Investment Association puts forward long-term remuneration simplification proposals

United KingdomScotland

A working group of the Investment Association (IA) (which has incorporated the executive pay review service which was for many years run by the Association of British Insurers) has produced interim proposals on the simplification of long-term incentive pay in quoted companies.

Most significantly, the paper appears to provide a licence for companies, with appropriate caveats, to move away from the standard 3-year LTIP for their executive awards. Quoted companies traditionally shape their incentive plans to comply with investor expectations. If these interim proposals are followed in the final recommendations, significant changes to UK quoted company practice may therefore follow.

Background

Although investor dissatisfaction with the structure and quantum of executive director pay in quoted companies is nothing new, the IA announced in September 2015 that it was setting up a special working group to look at a radical simplification of executive pay.
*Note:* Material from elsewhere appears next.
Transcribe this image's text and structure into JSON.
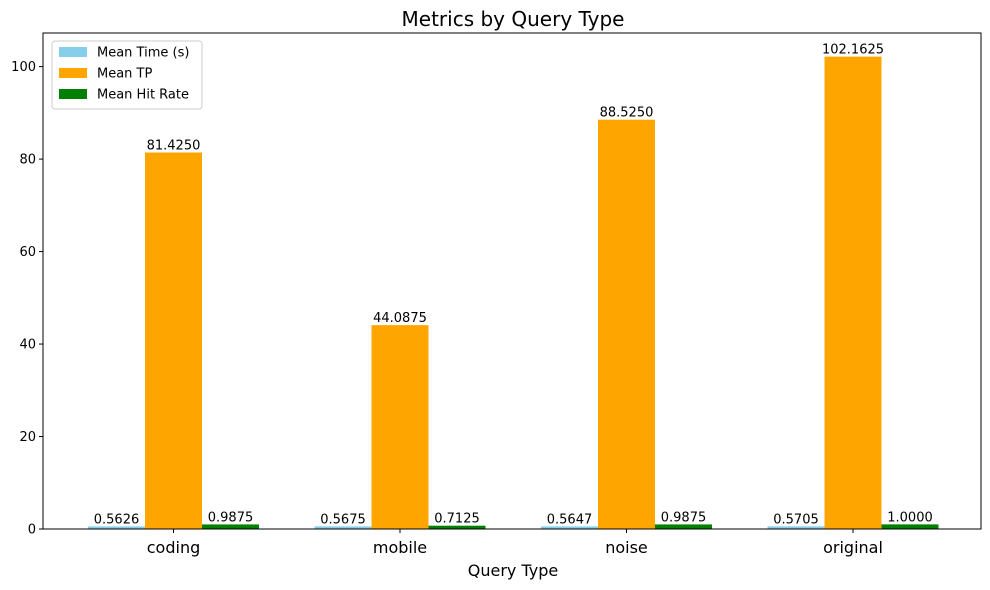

This would be more than the traditional minor changes made each year to the IA Remuneration Guidelines.

The working group have now released interim proposals. It remains concerned that executive pay has steadily increased while share price performance over the long-term has been static, there is disparity between executive and all-employee pay and reward for failure still persists.

Key areas for discussion

Areas where the working group believes that changes can be made to address these problems are:

Transparency – retrospective reporting of targets (and performance against them) needs to be encouraged more, as should any use of Remuneration Committee discretion

Engagement – shareholders need to become more engaged in pay rather than leaving this to consultants (or proxy houses) on whom they rely. Greater transparency might lead to greater interest from shareholders

Accountability – Remuneration Committees should be more accountable for outturns (and the total annual fee income of a remuneration consultant should be disclosed, not just the annual fee income from remuneration)
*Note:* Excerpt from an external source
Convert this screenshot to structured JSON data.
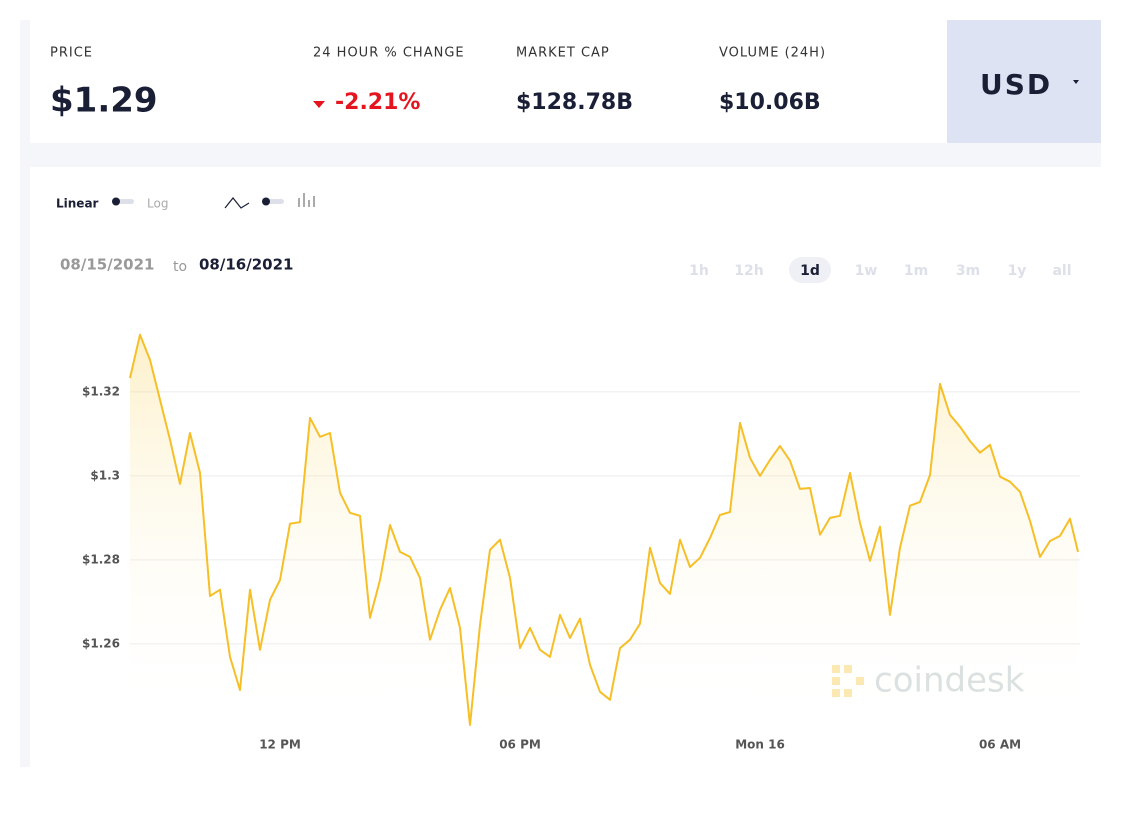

Flexibility – moving away from a default tendency to benchmark against median and follow market practice to liberate Remuneration Committees to award what they think is appropriate in a way that they think appropriate, provided this can be justified on a case by case basis and provides better alignment between executives, company performance and shareholders.

It is in this final area that the working group is particularly interested in working out how practice can be changed. It wants to move away from a near-universal usage of a 3-year LTIP, though recognises that a longer period can have the detrimental effect of constituting too remote a target for executives and a shorter period can also have undesirable consequences. Quantum is also an issue. As part of this, the report recognises that the new complexities that have in recent years become associated with pay, eg holding periods, clawback etc have possibly led to executives being able to negotiate higher award levels.
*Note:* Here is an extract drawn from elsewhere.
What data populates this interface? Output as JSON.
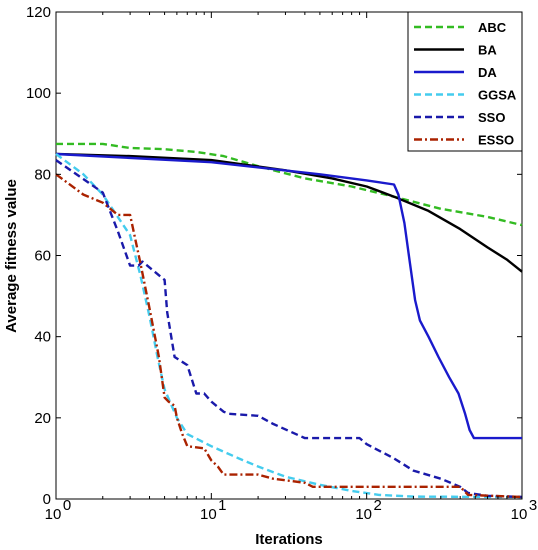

The paper then discusses the pros and cons of a 3-year LTIP, bonus deferral, pre-grant only performance conditions and the straightforward vesting of shares simply based on continued employment for a set period (and no performance conditions). The consultation seeks views on their relative simplicity and suitability.

Particular points made are:

  • removal of performance conditions should lead to lower quantum (and the paper questions what that discount rate should be – a discount rate of up to 50% is suggested)
  • whether the current prohibition on directors selling shares until 5 years after award needs to be moderated so that there is phased vesting between years 3 and 5
  • whether holding shares worth 500% of salary is a reasonable shareholding target, and
  • finally, whether a genuine financial performance underpin is needed before any variable remuneration payment can be made. The paper recognises that this may involve Remuneration Committees having to exercise more discretion, and indeed that there is a general point here in that, if there are to be more company-specific arrangements and more discretion in operating them, Remuneration Committees will need to be braver and shareholders will also have to trust them.

Next steps

Next steps are various roundtables to be followed by a publication in early summer 2016 of the final proposals, which are expected to be reflected in revised Remuneration Guidelines later this year. The undoubted aim is then to try to start influencing the shape of executive remuneration and particularly remuneration proposals put to shareholders from 2017 onwards. No changes to legislation are suggested to implement any of the proposals.

Simplification is a goal of many projects, and it would not be the first time that competing objectives and investors’ and companies’ own behaviours delay or scupper changes to implement what is on any basis a sensible objective. The simplification project started last year ahead of the series of investor protest votes on remuneration which have been seen over recent months, but the tension this year can only give the project greater impetus. If any change occurs, however, it is likely that it will take many years for companies and their shareholders to feel confident about using new freedoms.